Monday, February 10, 2014

10 febbraio: un'altra ottima occasione per ricordare che la guerra è merda.


"Nel censimento austriaco del 1910 i cittadini autodichiaratisi di nazionalità italiana risultavano essere circa il 20% della popolazione della multietnica Istria, da Koper a Rijeka. La maggioranza della popolazione si autoidentificava come croata. Quattro anni dopo scoppiò la Prima guerra mondiale; nel 1920, a seguito dell'entrata in guerra al fianco di Inghilterra e Francia, l'Italia ottenne come bottino di guerra l'Istria e la città di Zadar, e tre anni dopo Mussolini strappò a re Pietro di Serbia la contesa città di Rijeka.
Nel 1921, intanto, si era tenuto il primo censimento del Regno d'Italia in quei territori di confine. La popolazione di nazionalità italiana in Istria risultava più che raddoppiata nel giro di soli 11 anni, arrivando all'incirca al 45% e andando a comporre la maggioranza relativa della popolazione istriana. Nel censimento mussoliniano del 1931 si attestava al 65%.
Quali avrebbero potuto esserne le ragioni?
Essenzialmente tre.
Innanzitutto i dati vennero falsati già nel 1921, a dimostrazione di come le mire imperialiste italiane sull'Istria avessero già trovato attuazione prima di Mussolini e del fascismo. Che il censimento del Regno del 1921 sia da considerare inaffidabile è un dato di fatto conclamato, tanto che il punto di partenza storico per analizzare la questione giuliana sulla base dei censimenti è sempre, puntualmente, il censimento austriaco del 1910.
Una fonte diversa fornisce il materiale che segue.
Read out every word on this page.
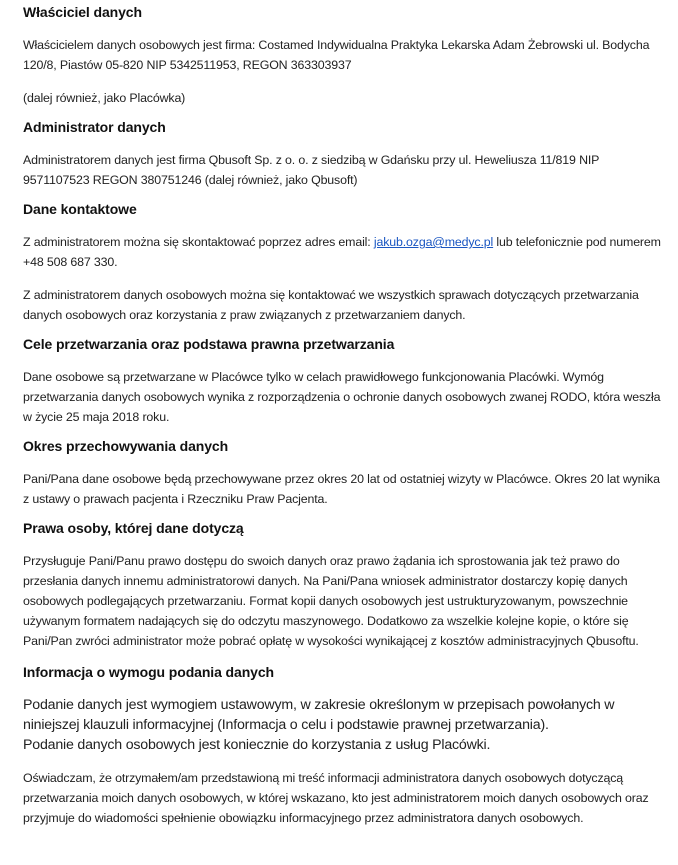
Właściciel danych

Właścicielem danych osobowych jest firma: Costamed Indywidualna Praktyka Lekarska Adam Żebrowski ul. Bodycha 120/8, Piastów 05-820 NIP 5342511953, REGON 363303937

(dalej również, jako Placówka)

Administrator danych

Administratorem danych jest firma Qbusoft Sp. z o. o. z siedzibą w Gdańsku przy ul. Heweliusza 11/819 NIP 9571107523 REGON 380751246 (dalej również, jako Qbusoft)

Dane kontaktowe

Z administratorem można się skontaktować poprzez adres email: jakub.ozga@medyc.pl lub telefonicznie pod numerem +48 508 687 330.

Z administratorem danych osobowych można się kontaktować we wszystkich sprawach dotyczących przetwarzania danych osobowych oraz korzystania z praw związanych z przetwarzaniem danych.

Cele przetwarzania oraz podstawa prawna przetwarzania

Dane osobowe są przetwarzane w Placówce tylko w celach prawidłowego funkcjonowania Placówki. Wymóg przetwarzania danych osobowych wynika z rozporządzenia o ochronie danych osobowych zwanej RODO, która weszła w życie 25 maja 2018 roku.

Okres przechowywania danych

Pani/Pana dane osobowe będą przechowywane przez okres 20 lat od ostatniej wizyty w Placówce. Okres 20 lat wynika z ustawy o prawach pacjenta i Rzeczniku Praw Pacjenta.

Prawa osoby, której dane dotyczą

Przysługuje Pani/Panu prawo dostępu do swoich danych oraz prawo żądania ich sprostowania jak też prawo do przesłania danych innemu administratorowi danych. Na Pani/Pana wniosek administrator dostarczy kopię danych osobowych podlegających przetwarzaniu. Format kopii danych osobowych jest ustrukturyzowanym, powszechnie używanym formatem nadających się do odczytu maszynowego. Dodatkowo za wszelkie kolejne kopie, o które się Pani/Pan zwróci administrator może pobrać opłatę w wysokości wynikającej z kosztów administracyjnych Qbusoftu.

Informacja o wymogu podania danych

Podanie danych jest wymogiem ustawowym, w zakresie określonym w przepisach powołanych w niniejszej klauzuli informacyjnej (Informacja o celu i podstawie prawnej przetwarzania).

Podanie danych osobowych jest koniecznie do korzystania z usług Placówki.

Oświadczam, że otrzymałem/am przedstawioną mi treść informacji administratora danych osobowych dotyczącą przetwarzania moich danych osobowych, w której wskazano, kto jest administratorem moich danych osobowych oraz przyjmuje do wiadomości spełnienie obowiązku informacyjnego przez administratora danych osobowych.
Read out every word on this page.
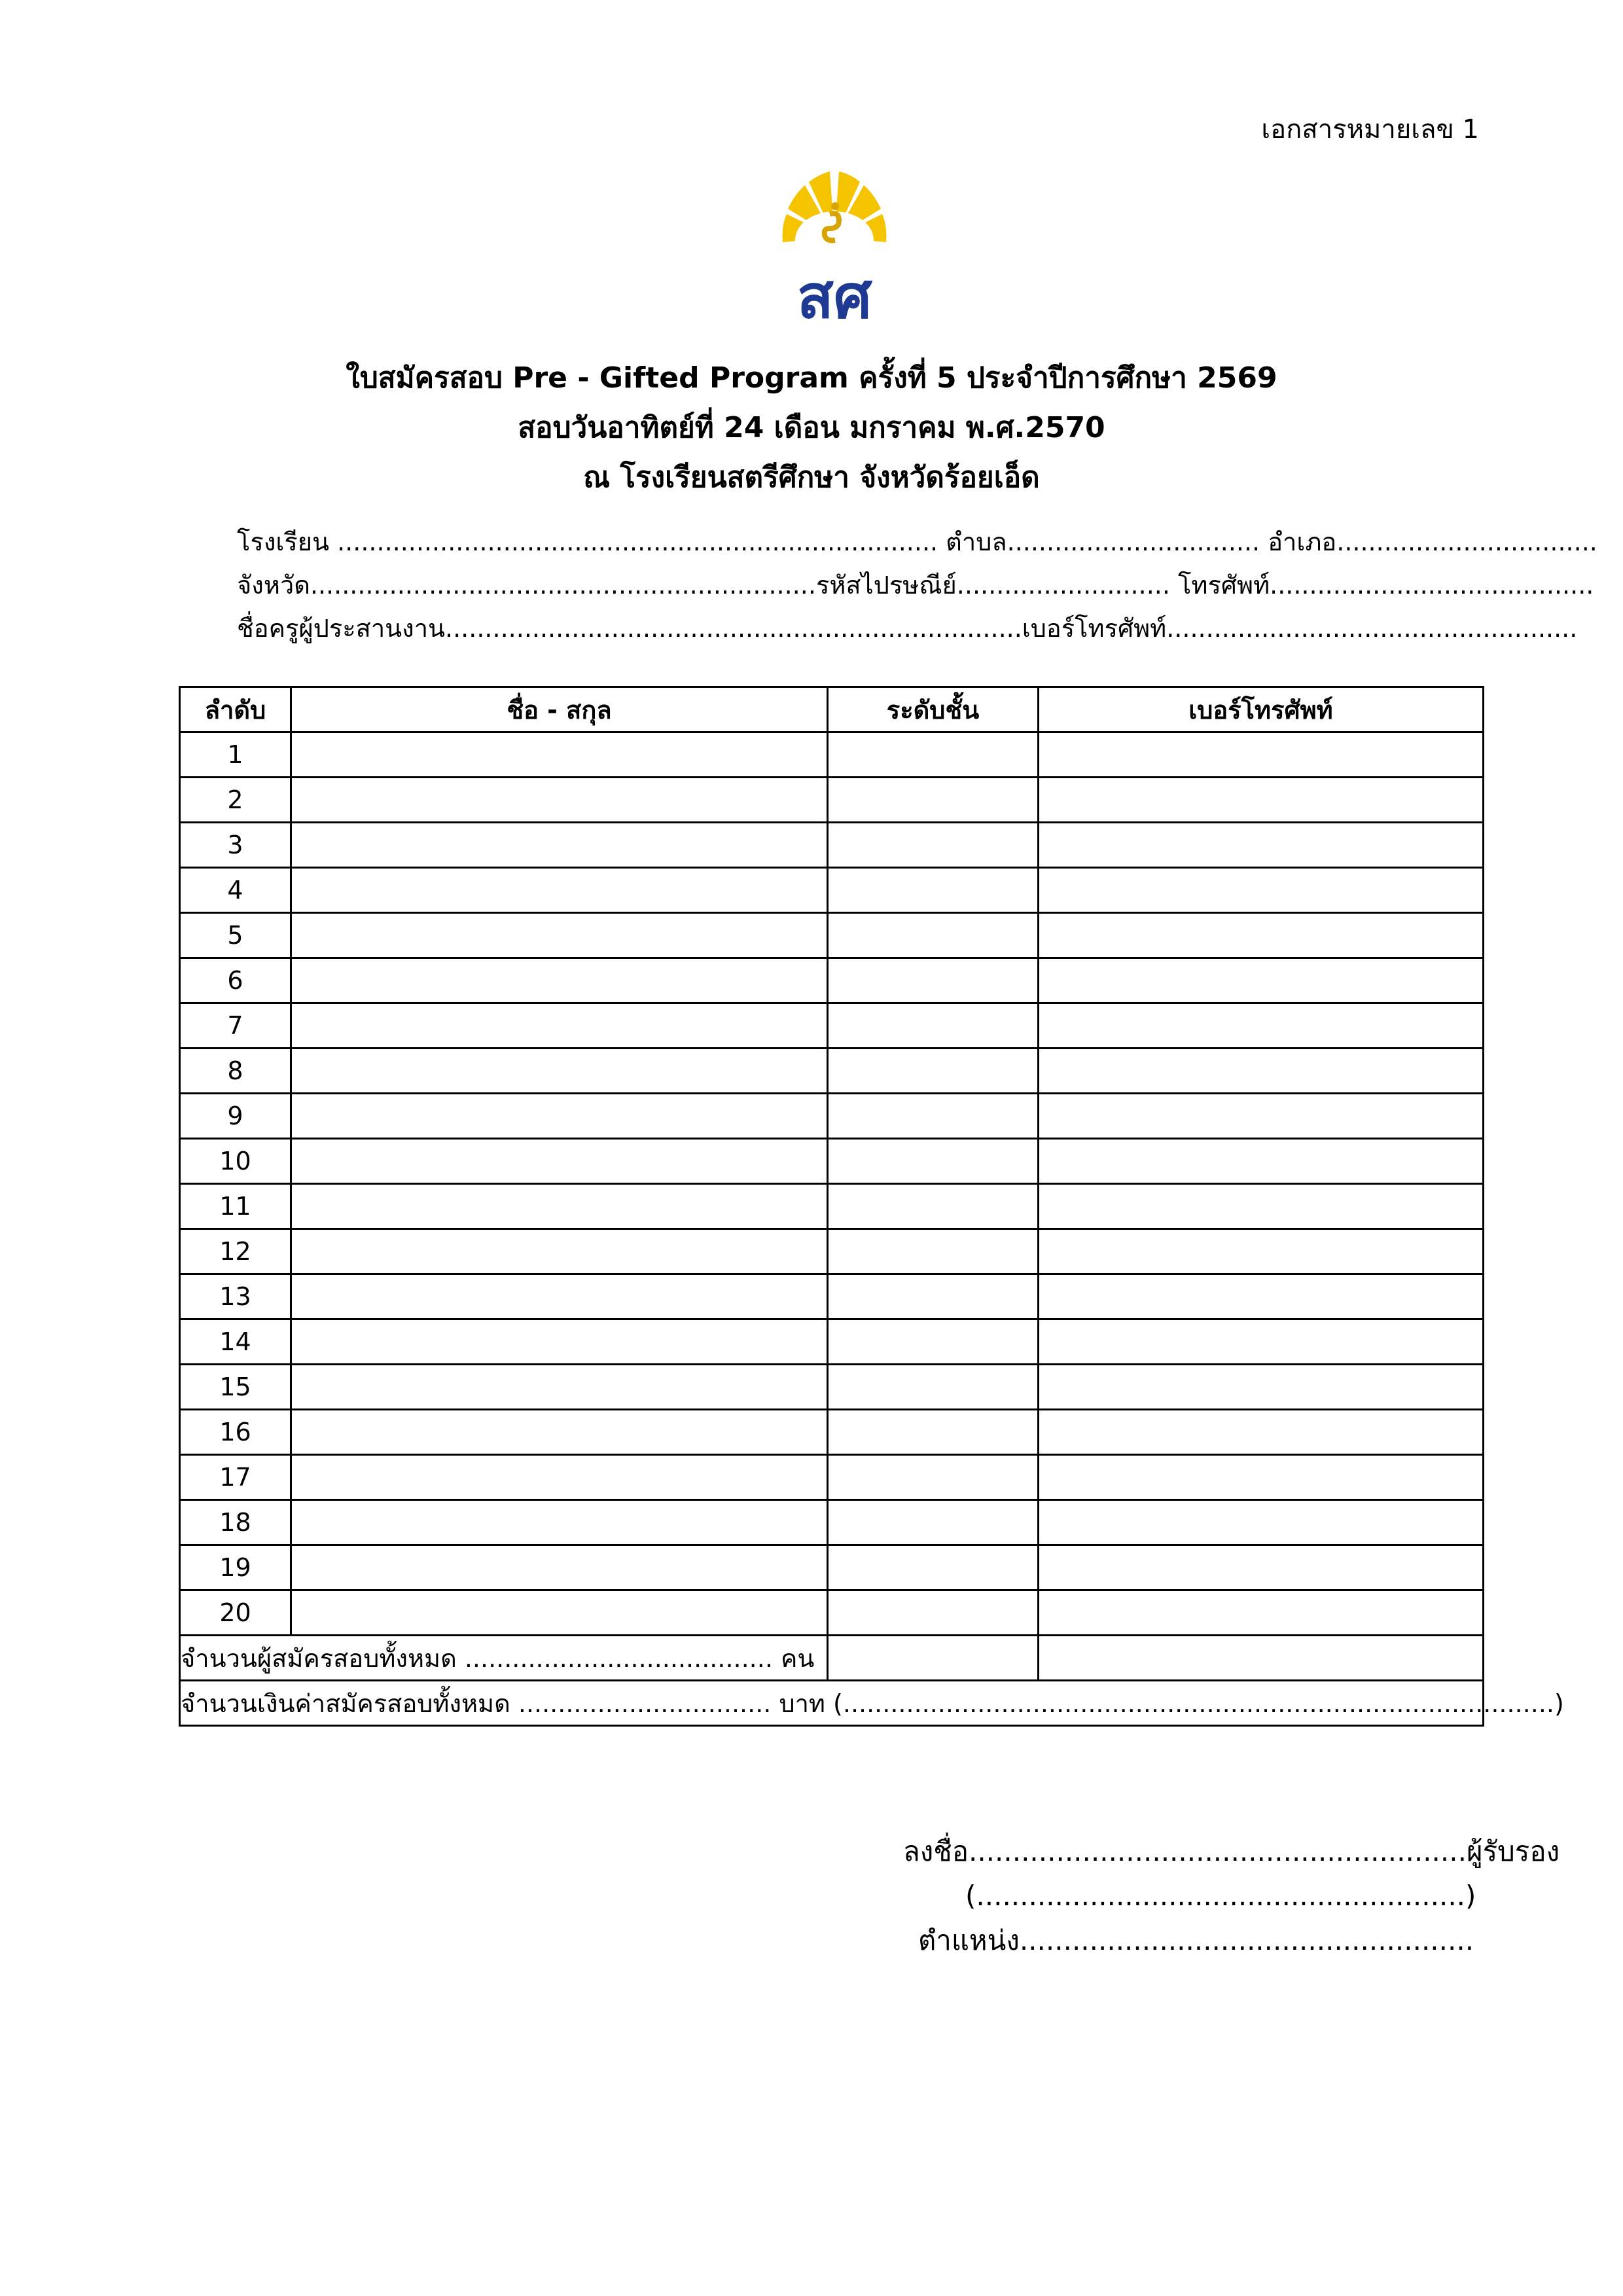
เอกสารหมายเลข 1
สศ
ใบสมัครสอบ Pre - Gifted Program ครั้งที่ 5 ประจำปีการศึกษา 2569
สอบวันอาทิตย์ที่ 24 เดือน มกราคม พ.ศ.2570
ณ โรงเรียนสตรีศึกษา จังหวัดร้อยเอ็ด
โรงเรียน ............................................................................ ตำบล................................ อำเภอ.................................
จังหวัด................................................................รหัสไปรษณีย์........................... โทรศัพท์.........................................
ชื่อครูผู้ประสานงาน.........................................................................เบอร์โทรศัพท์....................................................
ลำดับ	ชื่อ - สกุล	ระดับชั้น	เบอร์โทรศัพท์
1			
2			
3			
4			
5			
6			
7			
8			
9			
10			
11			
12			
13			
14			
15			
16			
17			
18			
19			
20			
จำนวนผู้สมัครสอบทั้งหมด ....................................... คน			
จำนวนเงินค่าสมัครสอบทั้งหมด ................................ บาท (..........................................................................................)			
ลงชื่อ.........................................................ผู้รับรอง
(........................................................)
ตำแหน่ง....................................................
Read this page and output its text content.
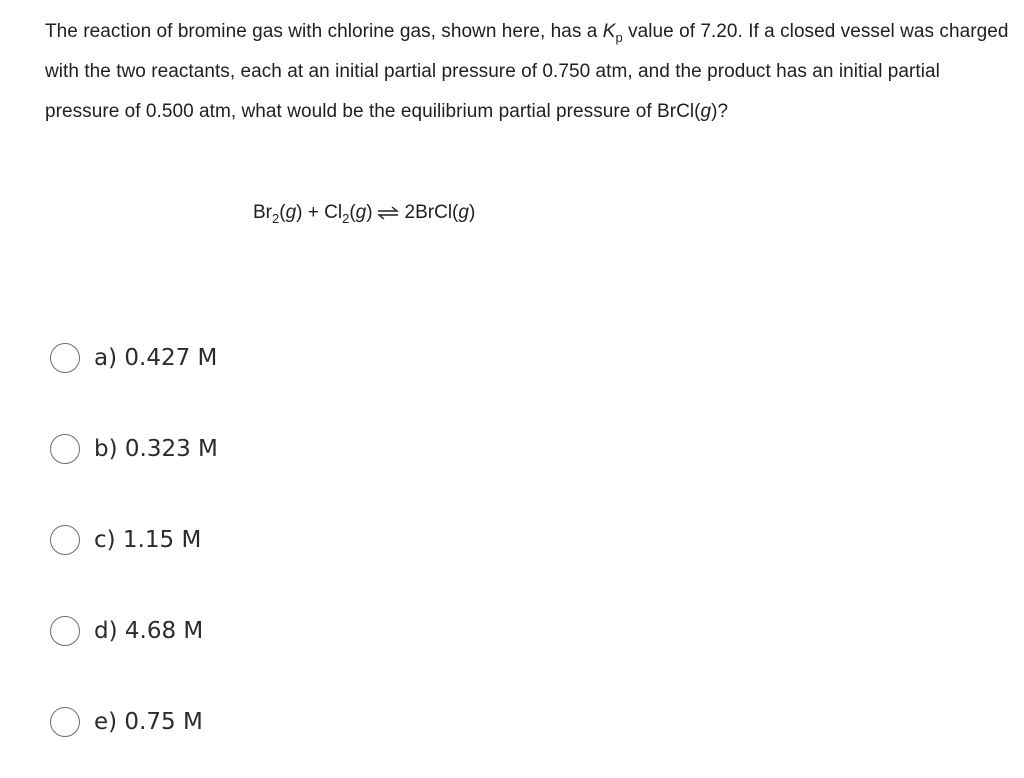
The reaction of bromine gas with chlorine gas, shown here, has a $K_p$ value of 7.20. If a closed vessel was charged with the two reactants, each at an initial partial pressure of 0.750 atm, and the product has an initial partial pressure of 0.500 atm, what would be the equilibrium partial pressure of BrCl(g)?
$Br_2(g) + Cl_2(g)$ ⇌ 2BrCl(g)
a) 0.427 M
b) 0.323 M
c) 1.15 M
d) 4.68 M
e) 0.75 M
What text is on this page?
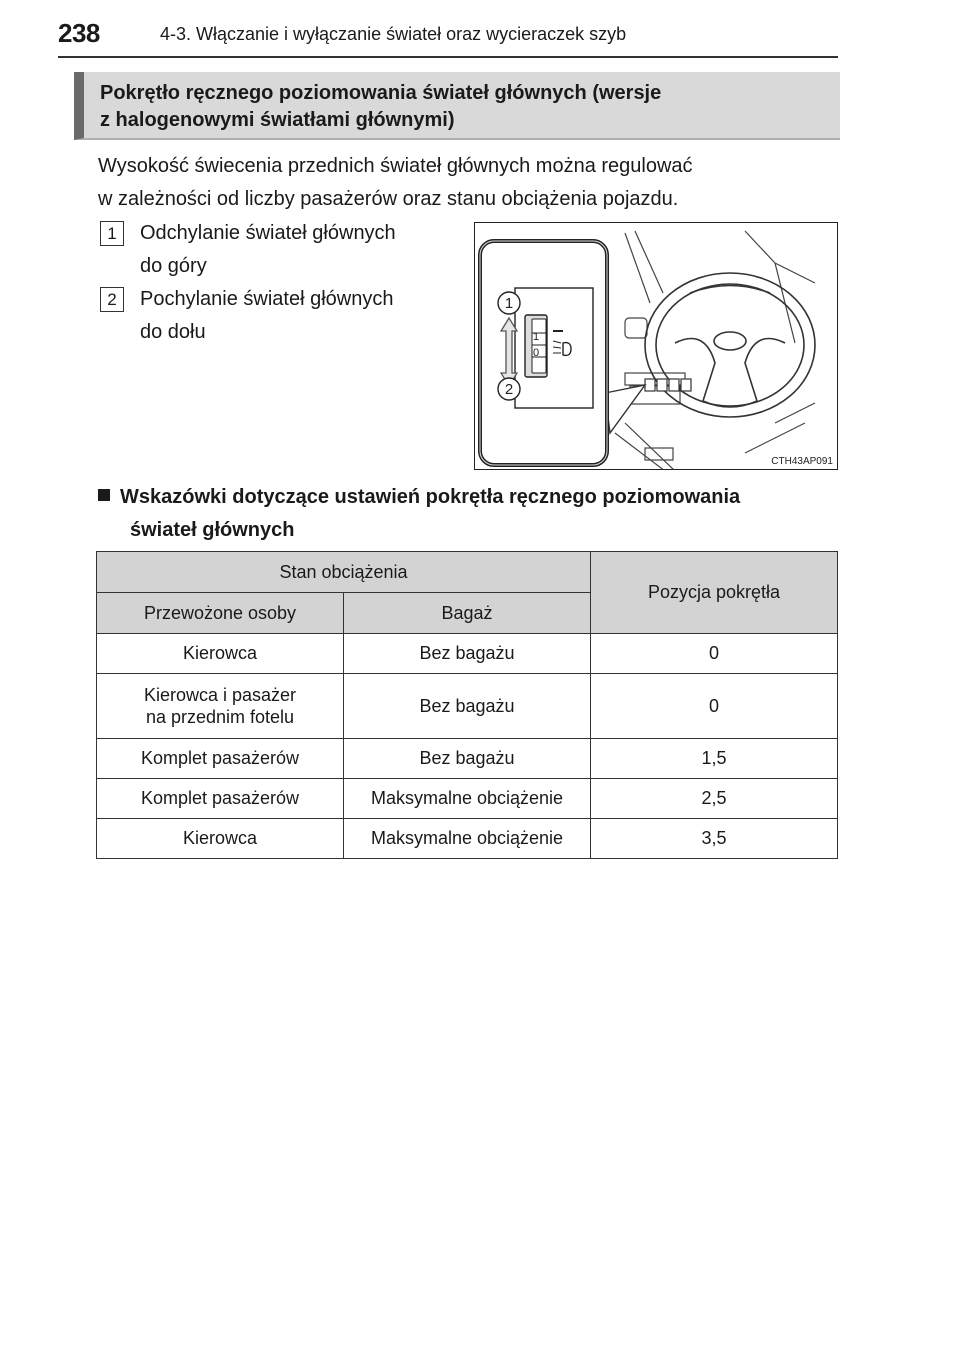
238	4-3. Włączanie i wyłączanie świateł oraz wycieraczek szyb
Pokrętło ręcznego poziomowania świateł głównych (wersje
z halogenowymi światłami głównymi)
Wysokość świecenia przednich świateł głównych można regulować
w zależności od liczby pasażerów oraz stanu obciążenia pojazdu.
1	Odchylanie świateł głównych
do góry
2	Pochylanie świateł głównych
do dołu	1
0
1
2
CTH43AP091
Wskazówki dotyczące ustawień pokrętła ręcznego poziomowania
świateł głównych
Stan obciążenia		Pozycja pokrętła
Przewożone osoby	Bagaż	
Kierowca	Bez bagażu	0

Kierowca i pasażer
na przednim fotelu	Bez bagażu	0
Komplet pasażerów	Bez bagażu	1,5
Komplet pasażerów	Maksymalne obciążenie	2,5
Kierowca	Maksymalne obciążenie	3,5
In secondo luogo si assistette a una massiccia emigrazione di italiani dal resto del Regno, già immediatamente dopo la fine della Prima guerra mondiale, nella prospettiva che i territori ex austroungarici in questione sarebbero andati all'Italia. I territori di maggiore provenienza furono il vicino Veneto e la Puglia. Braccianti agricoli, spostandosi nei territori reclamati come "irredenti", avrebbero trovato ad aspettarli posti da maestri e impiegati delle poste e del catasto. L'intento di creazione, dal nulla, di una borghesia burocratica italiana dimostra l'intenzione di nazionalizzare territori in cui la popolazione italiana era una semplice minoranza.
Infine, e questo è l'argomento più importante al riguardo, specialmente dal censimento del 1931 non conveniva più alla popolazione croata e slovena dichiararsi tale.
Con la legge 2185 del 1° ottobre 1923 (ovvero la definitiva sistematizzazione legislativa della Riforma Gentile del sistema scolastico italiano) fu vietato nelle scuole di ogni ordine e grado del Regno l'insegnamento in lingue diverse dall'italiano. Nel giro di cinque anni tutti gli insegnanti di madrelingua slovena o croata della zona vennero inoltre sostituiti da italiani provenienti da altre regioni del Regno.
Pochi mesi prima il Regio Decreto n. 800 del 29 marzo 1923 aveva imposto nomi italiani ai territori di confine in questione, e contestualmente aveva vietato l'utilizzo di toponimi slavi, nonché l'esposizione in luoghi pubblici di insegne di esercizi, cartelli stradali e qualunque altra scritta in lingua slovena o croata. Nel 1927 venne inoltre decretata l'italianizzazione di tutti i nomi propri e cognomi di origine slava, e una legge dell'anno successivo vietò infine agli uffici anagrafe di iscrivere nomi slavofoni nei registri delle nascite. La repressione di ogni forma di opposizione croata e slovena fu sistematica e spietata. Dei 978 processi celebrati dal Tribunale speciale fascista in tutto il Regno d'Italia ben 131 furono a carico di esponenti delle minoranze slave di Trieste e dell'Istria, e addirittura delle 42 condanne a morte da esso comminate ben 36 andarono a colpire attivisti antifascisti slavi.
Poi venne la Seconda guerra mondiale. Vennero Rab e Gonars, vennero gli ustascia, venne Jasenovac, venne il "qui si parla solo italiano" e venne lo sterminio sistematico delle popolazioni slave lungo tutti i territori jugoslavi in cui i militari italiani erano avanzati dal 1941 al 1943, ovvero Slovenia, Dalmazia, Croazia centrale, Kosovo e Montenegro, oltre ad Albania e Grecia. Circa 10000 (diecimila) jugoslavi, tra civili e militari, vennero uccisi dall'esercito fascista italiano, e circa 30000 (trentamila) vennero fatti prigionieri."